The bottom-line pick
For the operator hedging against vendor lock-in or an export-control cutoff, especially on long, multi-step research, security, or code-review workflows, Fugu Ultra is the most credible ready-to-use option that shipped this month. The benchmarks hold up on the rows that have a head-to-head number, the API change is one line, and the swappable pool is a genuine answer to "what if my vendor disappears." Pair it with a self-hosted open-weights floor so your hedge does not itself become a single point of failure.

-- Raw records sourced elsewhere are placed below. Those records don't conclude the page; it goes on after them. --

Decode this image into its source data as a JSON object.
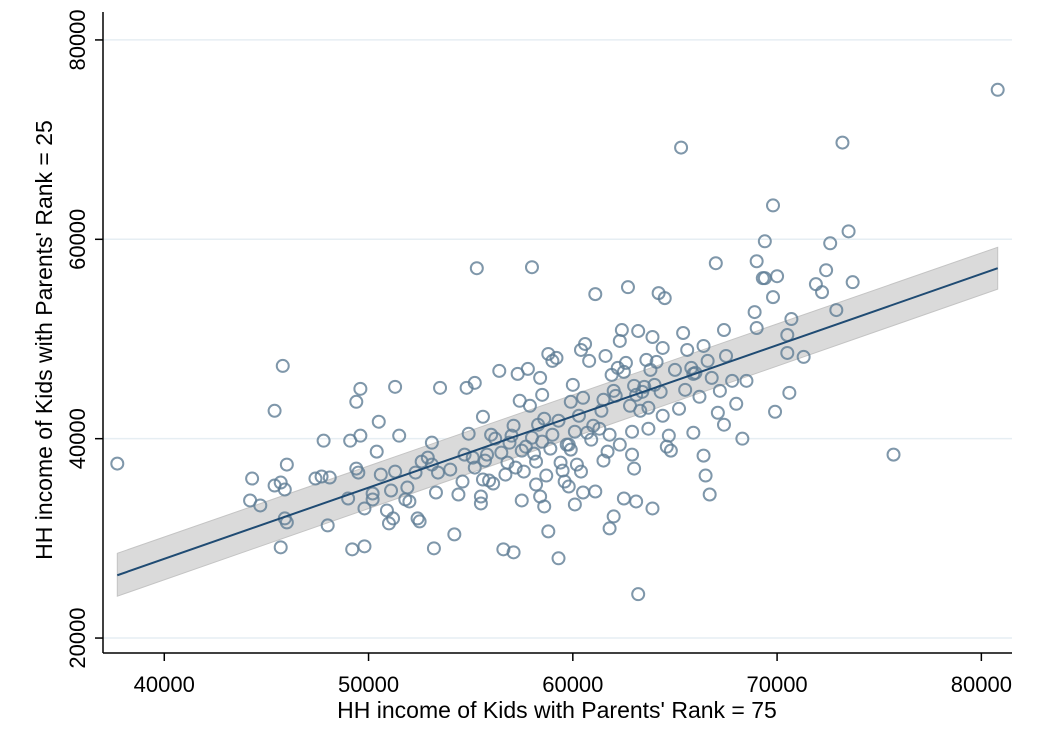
{
  "chart_data": {
    "type": "scatter",
    "xlabel": "HH income of Kids with Parents' Rank = 75",
    "ylabel": "HH income of Kids with Parents' Rank = 25",
    "xlim": [
      37000,
      81500
    ],
    "ylim": [
      18500,
      82000
    ],
    "xticks": [
      40000,
      50000,
      60000,
      70000,
      80000
    ],
    "yticks": [
      20000,
      40000,
      60000,
      80000
    ],
    "grid": "horizontal",
    "colors": {
      "point": "#5f7d95",
      "fit_line": "#1f4b73",
      "band": "#d3d3d3",
      "grid": "#e6eef3"
    },
    "fit": {
      "x": [
        37700,
        80800
      ],
      "y": [
        26300,
        57100
      ]
    },
    "ci_band": {
      "x": [
        37700,
        80800
      ],
      "lower": [
        24200,
        55000
      ],
      "upper": [
        28500,
        59200
      ]
    },
    "points": [
      [
        37700,
        37500
      ],
      [
        44300,
        36000
      ],
      [
        44200,
        33800
      ],
      [
        44700,
        33300
      ],
      [
        45400,
        35300
      ],
      [
        45700,
        35600
      ],
      [
        45900,
        34900
      ],
      [
        46000,
        37400
      ],
      [
        45900,
        32000
      ],
      [
        46000,
        31600
      ],
      [
        45700,
        29100
      ],
      [
        45400,
        42800
      ],
      [
        45800,
        47300
      ],
      [
        47400,
        36000
      ],
      [
        47700,
        36200
      ],
      [
        48100,
        36100
      ],
      [
        47800,
        39800
      ],
      [
        48000,
        31300
      ],
      [
        49000,
        34000
      ],
      [
        49100,
        39800
      ],
      [
        49400,
        37000
      ],
      [
        49400,
        43700
      ],
      [
        49500,
        36600
      ],
      [
        49600,
        45000
      ],
      [
        49600,
        40300
      ],
      [
        49800,
        33000
      ],
      [
        50200,
        34500
      ],
      [
        50200,
        33900
      ],
      [
        49200,
        28900
      ],
      [
        49800,
        29200
      ],
      [
        50400,
        38700
      ],
      [
        50600,
        36400
      ],
      [
        50500,
        41700
      ],
      [
        50900,
        32800
      ],
      [
        51000,
        31500
      ],
      [
        51100,
        34800
      ],
      [
        51300,
        36700
      ],
      [
        51200,
        32000
      ],
      [
        51300,
        45200
      ],
      [
        51500,
        40300
      ],
      [
        51800,
        33900
      ],
      [
        51900,
        35100
      ],
      [
        52000,
        33700
      ],
      [
        52300,
        36600
      ],
      [
        52400,
        32000
      ],
      [
        52500,
        31700
      ],
      [
        52600,
        37700
      ],
      [
        52900,
        38100
      ],
      [
        53100,
        37400
      ],
      [
        53100,
        39600
      ],
      [
        53300,
        34600
      ],
      [
        53400,
        36600
      ],
      [
        53500,
        45100
      ],
      [
        53200,
        29000
      ],
      [
        54000,
        36900
      ],
      [
        54200,
        30400
      ],
      [
        54400,
        34400
      ],
      [
        54600,
        35700
      ],
      [
        54700,
        38400
      ],
      [
        54800,
        45100
      ],
      [
        54900,
        40500
      ],
      [
        55100,
        38100
      ],
      [
        55200,
        45600
      ],
      [
        55200,
        37100
      ],
      [
        55500,
        33500
      ],
      [
        55500,
        34200
      ],
      [
        55600,
        35900
      ],
      [
        55700,
        37800
      ],
      [
        55800,
        38400
      ],
      [
        55300,
        57100
      ],
      [
        55600,
        42200
      ],
      [
        56000,
        40400
      ],
      [
        56200,
        40000
      ],
      [
        56400,
        46800
      ],
      [
        56500,
        38600
      ],
      [
        56600,
        28900
      ],
      [
        56700,
        36400
      ],
      [
        56800,
        37600
      ],
      [
        56900,
        39600
      ],
      [
        57000,
        40300
      ],
      [
        57100,
        41300
      ],
      [
        57200,
        37100
      ],
      [
        57400,
        43800
      ],
      [
        57300,
        46500
      ],
      [
        57500,
        38800
      ],
      [
        57600,
        36700
      ],
      [
        57700,
        39200
      ],
      [
        57800,
        47000
      ],
      [
        57900,
        43300
      ],
      [
        58000,
        40100
      ],
      [
        58100,
        38500
      ],
      [
        58200,
        37700
      ],
      [
        58200,
        35400
      ],
      [
        58300,
        41400
      ],
      [
        58400,
        46100
      ],
      [
        58500,
        39700
      ],
      [
        58600,
        42000
      ],
      [
        58700,
        36300
      ],
      [
        58800,
        48500
      ],
      [
        58900,
        39000
      ],
      [
        59000,
        40400
      ],
      [
        59000,
        47800
      ],
      [
        59200,
        48100
      ],
      [
        59300,
        41800
      ],
      [
        59400,
        37600
      ],
      [
        59500,
        36800
      ],
      [
        59600,
        35700
      ],
      [
        59700,
        39400
      ],
      [
        59800,
        39400
      ],
      [
        59900,
        38900
      ],
      [
        60000,
        45400
      ],
      [
        60100,
        40700
      ],
      [
        60200,
        37400
      ],
      [
        60300,
        42300
      ],
      [
        60400,
        48900
      ],
      [
        60500,
        44100
      ],
      [
        60600,
        49500
      ],
      [
        60700,
        40600
      ],
      [
        60800,
        47800
      ],
      [
        60900,
        39900
      ],
      [
        61000,
        41300
      ],
      [
        61100,
        54500
      ],
      [
        61300,
        41000
      ],
      [
        61400,
        42800
      ],
      [
        61500,
        43900
      ],
      [
        61600,
        48300
      ],
      [
        61700,
        38700
      ],
      [
        61800,
        40400
      ],
      [
        61900,
        46400
      ],
      [
        62000,
        44800
      ],
      [
        62100,
        44300
      ],
      [
        62200,
        47100
      ],
      [
        62300,
        49800
      ],
      [
        62400,
        50900
      ],
      [
        62500,
        46700
      ],
      [
        62600,
        47600
      ],
      [
        62700,
        55200
      ],
      [
        62800,
        43300
      ],
      [
        62900,
        38400
      ],
      [
        63000,
        45300
      ],
      [
        63100,
        44400
      ],
      [
        63200,
        50800
      ],
      [
        63300,
        42800
      ],
      [
        63400,
        44700
      ],
      [
        63500,
        45200
      ],
      [
        63600,
        47900
      ],
      [
        63700,
        43100
      ],
      [
        63800,
        46900
      ],
      [
        63900,
        50200
      ],
      [
        64000,
        45400
      ],
      [
        64100,
        47700
      ],
      [
        64200,
        54600
      ],
      [
        64300,
        44700
      ],
      [
        64400,
        49100
      ],
      [
        64500,
        54100
      ],
      [
        64600,
        39200
      ],
      [
        64700,
        40300
      ],
      [
        64800,
        38800
      ],
      [
        65000,
        46900
      ],
      [
        65200,
        43000
      ],
      [
        65300,
        69200
      ],
      [
        65400,
        50600
      ],
      [
        65600,
        48900
      ],
      [
        65800,
        47100
      ],
      [
        65900,
        46500
      ],
      [
        66000,
        46600
      ],
      [
        66200,
        44200
      ],
      [
        66400,
        49300
      ],
      [
        66600,
        47800
      ],
      [
        66800,
        46100
      ],
      [
        67000,
        57600
      ],
      [
        67100,
        42600
      ],
      [
        67200,
        44800
      ],
      [
        67400,
        50900
      ],
      [
        67500,
        48300
      ],
      [
        67800,
        45800
      ],
      [
        68000,
        43500
      ],
      [
        68300,
        40000
      ],
      [
        68500,
        45800
      ],
      [
        68900,
        52700
      ],
      [
        69000,
        57800
      ],
      [
        69000,
        51100
      ],
      [
        69300,
        56100
      ],
      [
        69400,
        59800
      ],
      [
        69400,
        56100
      ],
      [
        69800,
        63400
      ],
      [
        69800,
        54200
      ],
      [
        69900,
        42700
      ],
      [
        70000,
        56300
      ],
      [
        70500,
        50400
      ],
      [
        70500,
        48600
      ],
      [
        70600,
        44600
      ],
      [
        70700,
        52000
      ],
      [
        71300,
        48200
      ],
      [
        71900,
        55500
      ],
      [
        72200,
        54700
      ],
      [
        72400,
        56900
      ],
      [
        72600,
        59600
      ],
      [
        72900,
        52900
      ],
      [
        73200,
        69700
      ],
      [
        73500,
        60800
      ],
      [
        73700,
        55700
      ],
      [
        75700,
        38400
      ],
      [
        80800,
        75000
      ],
      [
        58000,
        57200
      ],
      [
        62000,
        32200
      ],
      [
        62500,
        34000
      ],
      [
        63100,
        33700
      ],
      [
        63200,
        24400
      ],
      [
        61800,
        31000
      ],
      [
        59300,
        28000
      ],
      [
        58800,
        30700
      ],
      [
        57100,
        28600
      ],
      [
        55900,
        35800
      ],
      [
        58400,
        34200
      ],
      [
        60100,
        33400
      ],
      [
        60500,
        34600
      ],
      [
        61100,
        34700
      ],
      [
        63900,
        33000
      ],
      [
        66500,
        36300
      ],
      [
        66700,
        34400
      ],
      [
        66400,
        38300
      ],
      [
        63000,
        37000
      ],
      [
        59800,
        35200
      ],
      [
        57500,
        33800
      ],
      [
        58600,
        33200
      ],
      [
        56100,
        35500
      ],
      [
        64400,
        42300
      ],
      [
        65900,
        40600
      ],
      [
        63700,
        41000
      ],
      [
        62300,
        39400
      ],
      [
        60400,
        36700
      ],
      [
        65500,
        44900
      ],
      [
        67400,
        41400
      ],
      [
        62900,
        40700
      ],
      [
        59900,
        43700
      ],
      [
        61500,
        37800
      ],
      [
        58500,
        44400
      ]
    ]
  }
}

For the solo dev or small team running short, latency-sensitive, single-model calls at low volume, stay where you are. The premium output rate and the orchestration overhead will cost you more than the resilience is worth, and you lose the observability and determinism you already have. Keep the base-URL swap in your back pocket and revisit when Sakana publishes the subscription token allowances and opens the EU. The free second month through July 31 makes a trial cheap if you want to watch the routing behave on your own hard tasks first. Just do not migrate a tuned production path on launch-week enthusiasm.